# shrimp id



## apexifd (Apr 28, 2010)

where can I get some of these?? I believe they are another variant of RCS


----------



## plantedinvertz (Apr 21, 2010)

I dont think anyone around here has that.


----------



## CRS Fan (Apr 21, 2010)

I was talking to friend a couple days back, and I believe they are called Riley shrimp (please correct me if I'm wrong) and are the newest morph of Cherry Shrimp. Good luck finding info or more pics on them (I hear they are available, but are very expensive - the Japanese are probably the only ones with any stock other than the breeder).

Best regards,

Stuart


----------



## plantedinvertz (Apr 21, 2010)

CRS Fan said:


> I was talking to friend a couple days back, and I believe they are called Riley shrimp (please correct me if I'm wrong) and are the newest morph of Cherry Shrimp.

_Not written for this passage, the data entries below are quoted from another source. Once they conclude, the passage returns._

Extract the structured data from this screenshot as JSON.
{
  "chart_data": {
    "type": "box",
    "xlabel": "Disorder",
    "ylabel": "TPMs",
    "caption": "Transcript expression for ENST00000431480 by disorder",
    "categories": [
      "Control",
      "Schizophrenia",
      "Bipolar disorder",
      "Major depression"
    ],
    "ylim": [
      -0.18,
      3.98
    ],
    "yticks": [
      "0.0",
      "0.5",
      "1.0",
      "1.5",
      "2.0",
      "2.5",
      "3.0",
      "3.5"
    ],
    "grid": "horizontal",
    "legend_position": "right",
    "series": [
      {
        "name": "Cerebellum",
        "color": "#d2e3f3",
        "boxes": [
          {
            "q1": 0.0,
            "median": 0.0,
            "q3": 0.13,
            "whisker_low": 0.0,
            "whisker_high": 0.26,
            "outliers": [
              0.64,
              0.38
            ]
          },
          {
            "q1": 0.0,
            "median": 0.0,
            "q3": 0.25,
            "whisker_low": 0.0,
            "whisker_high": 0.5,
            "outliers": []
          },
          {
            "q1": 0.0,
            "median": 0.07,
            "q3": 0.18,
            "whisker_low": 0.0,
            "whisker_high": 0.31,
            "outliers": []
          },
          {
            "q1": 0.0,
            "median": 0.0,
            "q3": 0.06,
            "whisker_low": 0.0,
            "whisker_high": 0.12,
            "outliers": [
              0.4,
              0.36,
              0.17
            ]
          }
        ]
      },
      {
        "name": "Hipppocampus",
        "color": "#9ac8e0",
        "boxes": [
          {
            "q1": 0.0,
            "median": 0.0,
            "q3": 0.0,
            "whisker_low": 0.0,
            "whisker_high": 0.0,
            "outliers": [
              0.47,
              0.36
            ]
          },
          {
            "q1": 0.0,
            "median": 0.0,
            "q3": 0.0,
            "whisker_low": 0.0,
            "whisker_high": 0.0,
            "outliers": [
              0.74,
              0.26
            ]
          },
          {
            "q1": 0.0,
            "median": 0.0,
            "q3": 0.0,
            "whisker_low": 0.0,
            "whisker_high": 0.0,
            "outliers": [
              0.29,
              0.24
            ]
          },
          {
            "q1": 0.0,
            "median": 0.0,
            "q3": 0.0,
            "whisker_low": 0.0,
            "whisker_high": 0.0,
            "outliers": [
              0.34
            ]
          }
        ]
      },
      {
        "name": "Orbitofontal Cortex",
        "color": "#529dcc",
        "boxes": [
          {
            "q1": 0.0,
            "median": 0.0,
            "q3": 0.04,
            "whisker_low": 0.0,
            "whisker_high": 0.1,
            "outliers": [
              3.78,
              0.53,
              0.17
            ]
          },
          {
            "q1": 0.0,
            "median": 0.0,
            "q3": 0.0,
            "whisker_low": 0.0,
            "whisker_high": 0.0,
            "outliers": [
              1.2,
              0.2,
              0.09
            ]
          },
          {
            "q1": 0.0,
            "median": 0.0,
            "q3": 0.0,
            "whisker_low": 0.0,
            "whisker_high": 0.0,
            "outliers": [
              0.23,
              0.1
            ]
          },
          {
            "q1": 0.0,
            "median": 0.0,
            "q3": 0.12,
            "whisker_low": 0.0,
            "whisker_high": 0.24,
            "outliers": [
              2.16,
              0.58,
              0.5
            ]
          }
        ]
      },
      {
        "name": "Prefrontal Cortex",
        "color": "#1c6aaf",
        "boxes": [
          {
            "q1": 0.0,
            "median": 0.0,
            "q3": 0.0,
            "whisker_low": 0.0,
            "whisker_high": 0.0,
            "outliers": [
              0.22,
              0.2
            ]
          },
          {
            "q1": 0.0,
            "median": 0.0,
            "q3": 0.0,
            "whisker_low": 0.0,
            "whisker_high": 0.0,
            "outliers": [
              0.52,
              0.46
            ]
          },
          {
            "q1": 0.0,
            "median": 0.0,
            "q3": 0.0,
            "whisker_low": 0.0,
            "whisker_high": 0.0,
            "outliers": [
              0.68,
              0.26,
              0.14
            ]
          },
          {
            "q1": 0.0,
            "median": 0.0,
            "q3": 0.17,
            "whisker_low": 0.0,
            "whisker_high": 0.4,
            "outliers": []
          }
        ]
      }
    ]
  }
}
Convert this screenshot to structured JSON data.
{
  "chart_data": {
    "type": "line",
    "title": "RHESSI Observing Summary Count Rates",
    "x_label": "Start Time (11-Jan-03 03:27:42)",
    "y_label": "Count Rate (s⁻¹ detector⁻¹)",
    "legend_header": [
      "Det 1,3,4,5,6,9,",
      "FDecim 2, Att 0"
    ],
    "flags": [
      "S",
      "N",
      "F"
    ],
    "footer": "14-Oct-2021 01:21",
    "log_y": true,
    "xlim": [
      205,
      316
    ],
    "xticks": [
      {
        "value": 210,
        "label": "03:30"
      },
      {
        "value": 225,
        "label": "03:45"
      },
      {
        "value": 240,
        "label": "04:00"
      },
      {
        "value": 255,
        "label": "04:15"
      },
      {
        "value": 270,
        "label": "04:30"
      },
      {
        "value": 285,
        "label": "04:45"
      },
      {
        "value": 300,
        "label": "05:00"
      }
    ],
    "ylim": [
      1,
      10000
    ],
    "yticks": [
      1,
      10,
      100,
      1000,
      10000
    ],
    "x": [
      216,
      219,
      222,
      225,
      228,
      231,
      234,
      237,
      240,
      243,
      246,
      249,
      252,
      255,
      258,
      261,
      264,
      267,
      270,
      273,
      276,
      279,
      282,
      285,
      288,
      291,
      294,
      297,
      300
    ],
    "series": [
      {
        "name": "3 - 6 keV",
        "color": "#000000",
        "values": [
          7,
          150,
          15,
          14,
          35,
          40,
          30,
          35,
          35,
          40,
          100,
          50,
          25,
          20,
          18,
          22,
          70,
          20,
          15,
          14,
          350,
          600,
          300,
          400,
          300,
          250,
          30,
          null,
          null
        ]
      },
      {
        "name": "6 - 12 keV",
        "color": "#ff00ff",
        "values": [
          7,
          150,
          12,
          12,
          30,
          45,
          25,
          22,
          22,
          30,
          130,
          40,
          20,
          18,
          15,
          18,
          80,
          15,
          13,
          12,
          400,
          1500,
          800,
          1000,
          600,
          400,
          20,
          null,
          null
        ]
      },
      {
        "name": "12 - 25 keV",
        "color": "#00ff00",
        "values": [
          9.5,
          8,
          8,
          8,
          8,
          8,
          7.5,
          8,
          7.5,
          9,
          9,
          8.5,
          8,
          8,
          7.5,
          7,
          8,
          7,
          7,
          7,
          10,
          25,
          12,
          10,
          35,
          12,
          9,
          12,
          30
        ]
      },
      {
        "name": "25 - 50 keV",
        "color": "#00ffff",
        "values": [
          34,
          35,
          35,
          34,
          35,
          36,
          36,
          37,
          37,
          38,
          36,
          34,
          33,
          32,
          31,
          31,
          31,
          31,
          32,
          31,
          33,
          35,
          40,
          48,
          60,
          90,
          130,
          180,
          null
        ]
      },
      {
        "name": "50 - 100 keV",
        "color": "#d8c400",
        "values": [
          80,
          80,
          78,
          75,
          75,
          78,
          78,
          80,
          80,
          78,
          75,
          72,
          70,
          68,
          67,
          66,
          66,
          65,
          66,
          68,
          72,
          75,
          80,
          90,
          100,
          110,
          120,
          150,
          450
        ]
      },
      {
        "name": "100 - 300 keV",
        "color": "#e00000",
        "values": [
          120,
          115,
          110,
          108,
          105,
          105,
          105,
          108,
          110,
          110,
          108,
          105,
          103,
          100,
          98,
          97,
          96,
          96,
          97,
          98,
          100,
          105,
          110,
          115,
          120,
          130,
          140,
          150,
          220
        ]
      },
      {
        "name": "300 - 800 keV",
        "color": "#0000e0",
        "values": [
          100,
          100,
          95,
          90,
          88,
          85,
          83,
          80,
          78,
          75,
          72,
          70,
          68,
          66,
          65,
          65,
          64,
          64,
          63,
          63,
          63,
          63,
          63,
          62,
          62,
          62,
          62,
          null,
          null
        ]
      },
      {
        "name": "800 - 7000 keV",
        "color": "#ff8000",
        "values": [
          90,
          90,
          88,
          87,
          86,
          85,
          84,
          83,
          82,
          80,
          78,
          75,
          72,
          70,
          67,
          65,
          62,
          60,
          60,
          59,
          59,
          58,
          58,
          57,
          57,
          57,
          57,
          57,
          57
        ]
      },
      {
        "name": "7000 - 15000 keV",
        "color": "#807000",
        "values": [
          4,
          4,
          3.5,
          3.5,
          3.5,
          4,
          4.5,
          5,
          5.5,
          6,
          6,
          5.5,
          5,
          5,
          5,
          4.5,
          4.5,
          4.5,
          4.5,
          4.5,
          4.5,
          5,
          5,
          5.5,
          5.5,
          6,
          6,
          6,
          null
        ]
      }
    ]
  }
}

Good luck finding info or more pics on them (I hear they are available, but are very expensive - the Japanese are probably the only ones with any stock other than the breeder).
> 
> Best regards,
> 
> Stuart


Its actually Rili shrimp but I dont think it matters much xD


----------



## CRS Fan (Apr 21, 2010)

plantedinvertz said:


> Its actually Rili shrimp but I dont think it matters much xD


Thanks for correcting the name, Brian.

Best regards,

Stuart


----------



## apexifd (Apr 28, 2010)

well... from what I heard... it's from an RCS farm in taiwan who's been spending the last few years doing selective breeding on the mutated RCS.

although I am not to sure if he or someone else are able to mass produce them. Assuming they will breed and hardy like RCS. which literally breeds in sh*t water.


----------



## MananaP (Apr 22, 2010)

they are fairly new and right now don't breed true... Seen blue variant also but only 8 i think in the world lols...


----------